9. Coming to the question of light motor vehicle, Sub-section (21) of Section 2 defines light motor vehicle before amendment to mean "a transport vehicle or omnibus the gross vehicle weight of either of which or a motor car or tractor or road-roller the unladen weight or any of which does not exceed 6000 Kilograms." So, the car as well as jeep would fall in the category of LMV only. In absence of any categorisation in LMV between passenger and transport vehicle on 10th November 1994, it had to be presumed that the driver was holding a licence for running a light motor vehicle which could be a transport vehicle also if weight of the vehicle is less than 6000 kilograms.

10. It is not in dispute in view of the insurance policy that the vehicle was 'Tata 407' four wheeler and that it was open body vehicle. The gross vehicle weight of this vehicle whether it is open body or covered body vehicle, it would not be more than 5000 kilograms.

11. It may also be mentioned that the Section as it existed before 14th November 1994, included Medium Goods Vehicle and Heavy Goods Vehicle. Medium Goods Vehicle were defined in Section 2(23) to mean "any goods carriage other than a light motor vehicle or a heavy goods vehicle". Heavy Goods Vehicle was defined in Section 2(16) as "any goods carriage the gross vehicle weight of which, or a tractor or a road-roller the unladen weight of either of which, exceeds 12,000 kilograms". Naturally, the Tata 407 would not fall within the definition of Medium Goods Vehicle or Heavy Goods Vehicle. Consequently, the vehicle is a light motor vehicle within the definition of Clause (21) of Section 2.
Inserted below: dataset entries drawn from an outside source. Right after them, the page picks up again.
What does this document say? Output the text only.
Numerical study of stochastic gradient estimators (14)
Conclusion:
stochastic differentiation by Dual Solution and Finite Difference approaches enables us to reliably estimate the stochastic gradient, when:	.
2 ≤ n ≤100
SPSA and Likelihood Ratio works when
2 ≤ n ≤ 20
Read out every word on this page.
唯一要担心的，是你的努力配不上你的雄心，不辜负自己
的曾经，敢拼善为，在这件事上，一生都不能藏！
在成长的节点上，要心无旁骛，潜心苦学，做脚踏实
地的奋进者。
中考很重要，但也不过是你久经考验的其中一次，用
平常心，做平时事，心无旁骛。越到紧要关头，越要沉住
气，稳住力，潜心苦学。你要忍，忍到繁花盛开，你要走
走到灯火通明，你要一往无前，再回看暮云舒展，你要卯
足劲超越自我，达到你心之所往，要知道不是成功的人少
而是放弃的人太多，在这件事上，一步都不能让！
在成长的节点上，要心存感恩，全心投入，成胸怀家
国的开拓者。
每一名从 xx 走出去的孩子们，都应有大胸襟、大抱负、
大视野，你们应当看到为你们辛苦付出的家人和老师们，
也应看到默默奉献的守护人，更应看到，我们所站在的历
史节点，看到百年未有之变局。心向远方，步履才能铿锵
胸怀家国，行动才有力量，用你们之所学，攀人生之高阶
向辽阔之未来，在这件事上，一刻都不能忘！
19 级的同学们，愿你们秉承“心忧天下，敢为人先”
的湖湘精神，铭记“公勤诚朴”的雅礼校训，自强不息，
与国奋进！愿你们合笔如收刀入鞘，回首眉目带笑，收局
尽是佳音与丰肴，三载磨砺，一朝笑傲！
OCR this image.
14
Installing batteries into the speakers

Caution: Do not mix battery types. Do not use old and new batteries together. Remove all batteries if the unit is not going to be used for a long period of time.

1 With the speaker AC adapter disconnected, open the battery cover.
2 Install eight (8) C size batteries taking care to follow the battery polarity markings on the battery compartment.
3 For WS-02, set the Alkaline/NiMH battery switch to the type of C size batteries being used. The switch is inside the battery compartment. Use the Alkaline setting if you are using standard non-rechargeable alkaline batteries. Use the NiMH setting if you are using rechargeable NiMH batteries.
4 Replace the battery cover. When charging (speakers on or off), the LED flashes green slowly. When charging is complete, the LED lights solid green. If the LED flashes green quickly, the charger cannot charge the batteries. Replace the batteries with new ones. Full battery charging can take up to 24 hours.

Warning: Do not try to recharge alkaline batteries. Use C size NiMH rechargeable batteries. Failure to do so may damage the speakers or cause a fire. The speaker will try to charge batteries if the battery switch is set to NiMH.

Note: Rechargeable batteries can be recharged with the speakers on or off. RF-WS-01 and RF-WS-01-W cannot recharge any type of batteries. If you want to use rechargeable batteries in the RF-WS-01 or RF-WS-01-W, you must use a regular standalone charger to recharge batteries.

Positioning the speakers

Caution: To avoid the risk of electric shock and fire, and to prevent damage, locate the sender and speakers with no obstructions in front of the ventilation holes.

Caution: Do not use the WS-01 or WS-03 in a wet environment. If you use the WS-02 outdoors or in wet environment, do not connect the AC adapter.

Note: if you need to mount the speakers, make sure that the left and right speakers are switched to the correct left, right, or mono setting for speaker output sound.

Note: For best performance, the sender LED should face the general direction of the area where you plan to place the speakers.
12. The moment it is noticed that three was no classification in light motor vehicle between passenger and transport vehicle, the fact that it was not mentioned that the driver was entitled to ply a transport vehicle, is altogether immaterial. It became material only after 14th November, 1994 after the amendment was inserted in Section 10. Since there was no other classified to classify 'Tata 407' tempo or car or jeep it has to be treated as a licence for LM V under Clause (21) of Section 2 as it stood before 14th November, 1994. If one looks into the question of validity of the licence to ply the vehicle in the light of discussions herein above, it becomes difficult to accept submission of the learned counsel for the appellant that Anil Kumar was not having proper licence to ply the vehicle.

13. For the foregoing reasons, this court is of definite view that the appellant National Insurance Company cannot avoid payment of compensation awarded in favour of respondent No. 1. There does not appear any force in this appeal and it is disposed of accordingly. The amount which has been deposited may be paid in terms of the award of the learned trial court.